Using the `Model.fit()` method, we train the model with the goal to minimize that loss.

---

In [10]:
model.fit(x_train, y_train, epochs = 5)

Epoch 1/5


2023-04-29 07:56:25.457168: I tensorflow/compiler/xla/service/service.cc:169] XLA service 0x7f0c180171e0 initialized for platform CUDA (this does not guarantee that XLA will be used). Devices:
2023-04-29 07:56:25.457191: I tensorflow/compiler/xla/service/service.cc:177]   StreamExecutor device (0): NVIDIA GeForce RTX 3070, Compute Capability 8.6
2023-04-29 07:56:25.460850: I tensorflow/compiler/mlir/tensorflow/utils/dump_mlir_util.cc:269] disabling MLIR crash reproducer, set env var `MLIR_CRASH_REPRODUCER_DIRECTORY` to enable.
2023-04-29 07:56:26.550754: I tensorflow/compiler/xla/stream_executor/cuda/cuda_dnn.cc:424] Loaded cuDNN version 8900
2023-04-29 07:56:26.656754: I ./tensorflow/compiler/jit/device_compiler.h:180] Compiled cluster using XLA!  This line is logged at most once for the lifetime of the process.


Epoch 2/5
Epoch 3/5
Epoch 4/5
Epoch 5/5


<keras.callbacks.History at 0x7f0daa121d90>

The `Model.evaluate` method checks the model's performance, usually on a validation set or test set.

In [11]:
model.evaluate(x_test, y_test, verbose = 2)

313/313 - 0s - loss: 0.0778 - accuracy: 0.9754 - 307ms/epoch - 980us/step


[0.07780385762453079, 0.9753999710083008]

The image classifier is now trained to ~98% accuracy on this dataset. To learn more, read the TensorFlow tutorials.

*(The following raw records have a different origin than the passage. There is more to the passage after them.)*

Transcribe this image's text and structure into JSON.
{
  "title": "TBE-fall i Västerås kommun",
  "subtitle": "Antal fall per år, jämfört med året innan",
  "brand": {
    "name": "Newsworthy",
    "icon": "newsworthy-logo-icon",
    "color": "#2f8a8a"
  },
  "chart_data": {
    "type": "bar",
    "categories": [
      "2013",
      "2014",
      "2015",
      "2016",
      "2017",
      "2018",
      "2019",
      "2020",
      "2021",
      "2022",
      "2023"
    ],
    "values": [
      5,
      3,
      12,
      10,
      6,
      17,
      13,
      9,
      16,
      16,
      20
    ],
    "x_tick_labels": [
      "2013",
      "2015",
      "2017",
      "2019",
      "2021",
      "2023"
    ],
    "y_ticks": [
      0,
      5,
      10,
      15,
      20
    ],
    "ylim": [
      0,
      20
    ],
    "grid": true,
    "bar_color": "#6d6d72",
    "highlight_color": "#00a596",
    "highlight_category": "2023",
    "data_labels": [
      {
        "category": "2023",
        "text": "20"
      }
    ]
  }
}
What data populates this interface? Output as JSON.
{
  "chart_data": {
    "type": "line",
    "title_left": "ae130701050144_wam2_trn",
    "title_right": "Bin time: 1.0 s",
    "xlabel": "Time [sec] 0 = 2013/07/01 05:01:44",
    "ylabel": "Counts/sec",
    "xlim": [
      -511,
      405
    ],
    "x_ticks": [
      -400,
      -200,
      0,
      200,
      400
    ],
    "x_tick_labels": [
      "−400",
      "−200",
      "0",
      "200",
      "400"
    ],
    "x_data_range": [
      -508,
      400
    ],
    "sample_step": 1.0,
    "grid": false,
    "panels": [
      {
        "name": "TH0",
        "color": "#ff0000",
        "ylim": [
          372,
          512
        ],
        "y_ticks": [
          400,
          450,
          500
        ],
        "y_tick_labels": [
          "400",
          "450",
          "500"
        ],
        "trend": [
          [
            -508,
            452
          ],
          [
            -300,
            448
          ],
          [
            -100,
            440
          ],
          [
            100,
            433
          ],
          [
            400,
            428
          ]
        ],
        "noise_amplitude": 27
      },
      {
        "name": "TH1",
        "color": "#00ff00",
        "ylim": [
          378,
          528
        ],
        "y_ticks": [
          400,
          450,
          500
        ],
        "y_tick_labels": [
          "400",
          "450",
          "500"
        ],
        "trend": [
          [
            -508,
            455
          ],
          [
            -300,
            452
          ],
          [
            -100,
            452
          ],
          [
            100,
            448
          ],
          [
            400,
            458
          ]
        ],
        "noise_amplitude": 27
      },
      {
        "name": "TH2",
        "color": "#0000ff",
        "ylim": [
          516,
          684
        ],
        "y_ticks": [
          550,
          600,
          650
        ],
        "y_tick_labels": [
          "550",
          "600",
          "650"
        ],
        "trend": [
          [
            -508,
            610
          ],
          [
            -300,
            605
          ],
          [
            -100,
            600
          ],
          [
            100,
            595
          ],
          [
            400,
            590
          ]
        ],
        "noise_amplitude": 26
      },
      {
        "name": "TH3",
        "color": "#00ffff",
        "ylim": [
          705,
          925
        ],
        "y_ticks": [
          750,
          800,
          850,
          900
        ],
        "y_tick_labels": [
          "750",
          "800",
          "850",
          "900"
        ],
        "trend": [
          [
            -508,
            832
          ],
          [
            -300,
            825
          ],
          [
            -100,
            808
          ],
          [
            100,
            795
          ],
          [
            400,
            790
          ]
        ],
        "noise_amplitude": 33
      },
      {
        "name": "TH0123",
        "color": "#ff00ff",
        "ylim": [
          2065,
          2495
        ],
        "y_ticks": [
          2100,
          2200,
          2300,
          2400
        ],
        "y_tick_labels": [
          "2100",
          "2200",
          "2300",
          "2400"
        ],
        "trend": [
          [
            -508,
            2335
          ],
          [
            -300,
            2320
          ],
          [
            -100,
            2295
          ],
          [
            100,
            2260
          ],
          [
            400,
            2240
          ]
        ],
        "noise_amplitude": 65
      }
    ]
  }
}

If you want your model to return a probability, you can wrap the trained model, and attach the softmax to it:

In [12]:
probability_model = tf.keras.Sequential([
  model,
  tf.keras.layers.Softmax()
])

probability_model(x_test[:5])

<tf.Tensor: shape=(5, 10), dtype=float32, numpy=
array([[1.38446623e-07, 7.89907606e-09, 7.89567991e-07, 1.44052858e-04,
        1.02526342e-10, 1.67062471e-08, 1.46812007e-11, 9.99852061e-01,
        1.03396282e-07, 2.88068441e-06],
       [1.05617826e-08, 1.68163257e-04, 9.99828577e-01, 1.49606990e-06,
        3.47938964e-15, 3.34662076e-07, 1.15246701e-06, 2.65052804e-14,
        2.31814084e-07, 2.42127417e-13],
       [7.60897194e-08, 9.99592841e-01, 1.33593985e-05, 3.91417552e-06,
        5.92567849e-05, 1.34732454e-05, 4.52999575e-06, 2.89406453e-04,
        2.21155915e-05, 1.04522394e-06],
       [9.98819411e-01, 6.59730715e-10, 3.47340712e-04, 1.56045047e-07,
        6.55504721e-07, 1.60455761e-06, 8.24973453e-04, 1.63362745e-06,
        5.26611416e-07, 3.71514307e-06],
       [1.32425697e-07, 1.99043369e-11, 1.45191098e-06, 3.96152089e-09,
        9.98261869e-01, 1.91603888e-09, 4.83292979e-07, 4.39803080e-06,
        5.87327634e-07, 1.73115591e-03]], dtype=float32)>

## Conclusion

The model has been succesfully trained with Keras as well as evaluated. Try modifying the code to be able to visualize a specific case.